La nuit nous fait basculer dans un temps de vulnérabilité… Comme lorsque l’univers sortait du chaos primordial et qu’Héraclès, nourrisson et déjà demi- dieu, tentait de téter en mordant le sein d’Héra, sa mère endormie. On raconte qu’un jet de lait intempestif gicla de la mamelle divine et dessina la via lacta, la voie laiteuse. Chez les Grecs Anciens, elle était le chemin des âmes vers l’autre monde.

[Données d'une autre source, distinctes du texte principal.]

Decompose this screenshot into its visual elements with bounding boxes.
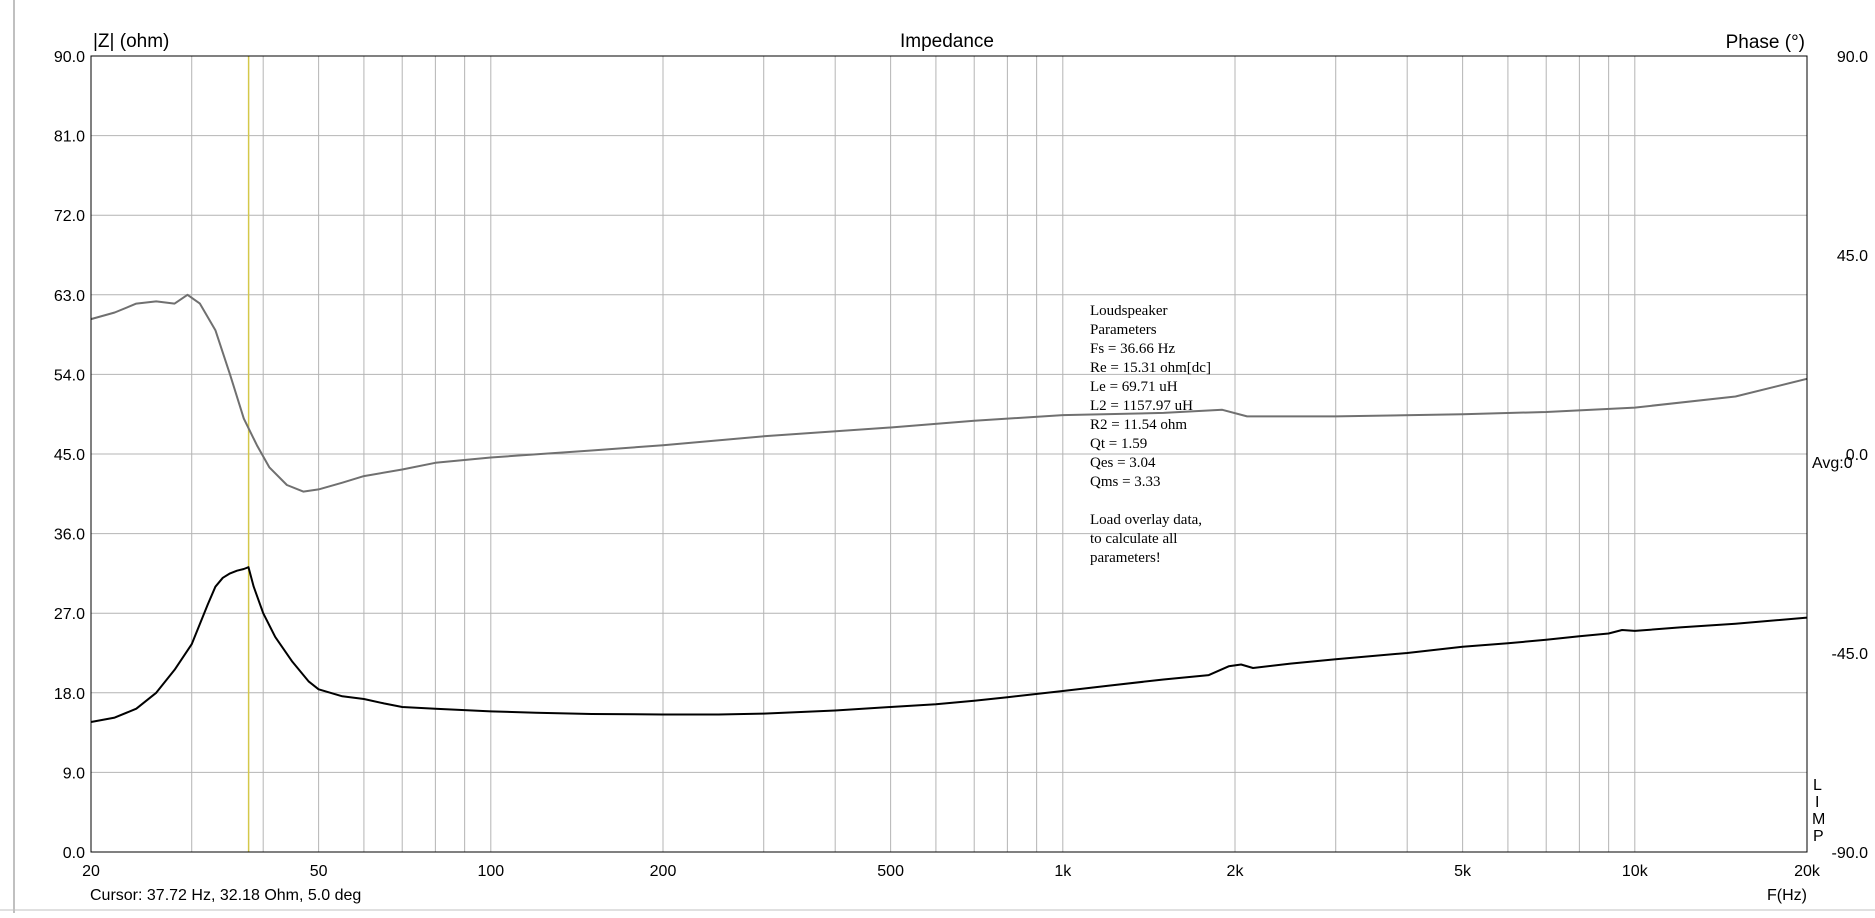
param-line: Le = 69.71 uH bbox=[1090, 379, 1178, 395]
param-line: Loudspeaker bbox=[1090, 303, 1167, 319]
left-tick-label: 45.0 bbox=[54, 447, 85, 464]
param-line: parameters! bbox=[1090, 550, 1161, 566]
left-tick-label: 72.0 bbox=[54, 208, 85, 225]
param-line: L2 = 1157.97 uH bbox=[1090, 398, 1193, 414]
side-letter: L bbox=[1813, 777, 1822, 794]
side-letter: P bbox=[1813, 828, 1824, 845]
left-tick-label: 54.0 bbox=[54, 367, 85, 384]
x-tick-label: 10k bbox=[1622, 863, 1649, 880]
impedance-series-line bbox=[90, 566, 1808, 723]
left-tick-label: 9.0 bbox=[63, 765, 85, 782]
plot-frame bbox=[90, 55, 1808, 853]
x-tick-label: 200 bbox=[650, 863, 677, 880]
param-line: Qms = 3.33 bbox=[1090, 474, 1161, 490]
param-line: Qes = 3.04 bbox=[1090, 455, 1156, 471]
x-tick-label: 20k bbox=[1794, 863, 1821, 880]
param-line: to calculate all bbox=[1090, 531, 1177, 547]
left-tick-label: 90.0 bbox=[54, 49, 85, 66]
param-line: Re = 15.31 ohm[dc] bbox=[1090, 360, 1211, 376]
x-tick-label: 20 bbox=[82, 863, 100, 880]
left-tick-label: 0.0 bbox=[63, 845, 85, 862]
param-line: Qt = 1.59 bbox=[1090, 436, 1147, 452]
right-tick-label: 0.0 bbox=[1846, 447, 1868, 464]
avg-label: Avg:0 bbox=[1812, 455, 1853, 472]
parameters-box: Loudspeaker Parameters Fs = 36.66 Hz Re … bbox=[1090, 303, 1211, 566]
param-line: Load overlay data, bbox=[1090, 512, 1202, 528]
x-tick-label: 2k bbox=[1227, 863, 1245, 880]
x-axis-label: F(Hz) bbox=[1767, 887, 1807, 904]
right-tick-label: -90.0 bbox=[1832, 845, 1869, 862]
param-line: Parameters bbox=[1090, 322, 1157, 338]
side-letter: M bbox=[1812, 811, 1825, 828]
right-tick-label: 45.0 bbox=[1837, 248, 1868, 265]
chart-title: Impedance bbox=[900, 31, 994, 52]
phase-series-line bbox=[90, 293, 1808, 493]
right-tick-label: 90.0 bbox=[1837, 49, 1868, 66]
left-axis-label: |Z| (ohm) bbox=[93, 31, 169, 52]
param-line: R2 = 11.54 ohm bbox=[1090, 417, 1187, 433]
x-tick-label: 50 bbox=[310, 863, 328, 880]
x-tick-label: 100 bbox=[477, 863, 504, 880]
left-tick-label: 81.0 bbox=[54, 129, 85, 146]
left-tick-label: 63.0 bbox=[54, 288, 85, 305]
x-tick-label: 5k bbox=[1454, 863, 1472, 880]
grid bbox=[91, 56, 1807, 852]
left-tick-label: 27.0 bbox=[54, 606, 85, 623]
param-line: Fs = 36.66 Hz bbox=[1090, 341, 1175, 357]
axis-ticks: 0.0 9.0 18.0 27.0 36.0 45.0 54.0 63.0 72.0 81.0 90… bbox=[54, 49, 1868, 880]
side-letter: I bbox=[1815, 794, 1819, 811]
side-letters: L I M P bbox=[1812, 777, 1825, 845]
right-axis-label: Phase (°) bbox=[1726, 32, 1805, 53]
x-tick-label: 500 bbox=[877, 863, 904, 880]
right-tick-label: -45.0 bbox=[1832, 646, 1869, 663]
cursor-readout: Cursor: 37.72 Hz, 32.18 Ohm, 5.0 deg bbox=[90, 887, 361, 904]
left-tick-label: 18.0 bbox=[54, 686, 85, 703]
x-tick-label: 1k bbox=[1054, 863, 1072, 880]
series-lines bbox=[90, 56, 1808, 852]
left-tick-label: 36.0 bbox=[54, 527, 85, 544]
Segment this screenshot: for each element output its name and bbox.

Le sentier du lait est, lui, bien ancré au sol de la réalité quotidienne : les routes de la ville et ses trottoirs, ses gyrophares, ses dealeurs, les reflets des lumières de la grande roue et les reliefs d’un marché clandestin… L’écume lactée métamorphose une plaque d’égout en une rosace de soleil chauffé à blanc. « Le lait est un élément incontrôlable, qui fait son chemin, sans prédestination, qui dessine en négatif un portrait de la ville. Qui la révèle même. C’est presque un serpent, une animalité liquide », déclare Marie Bovo.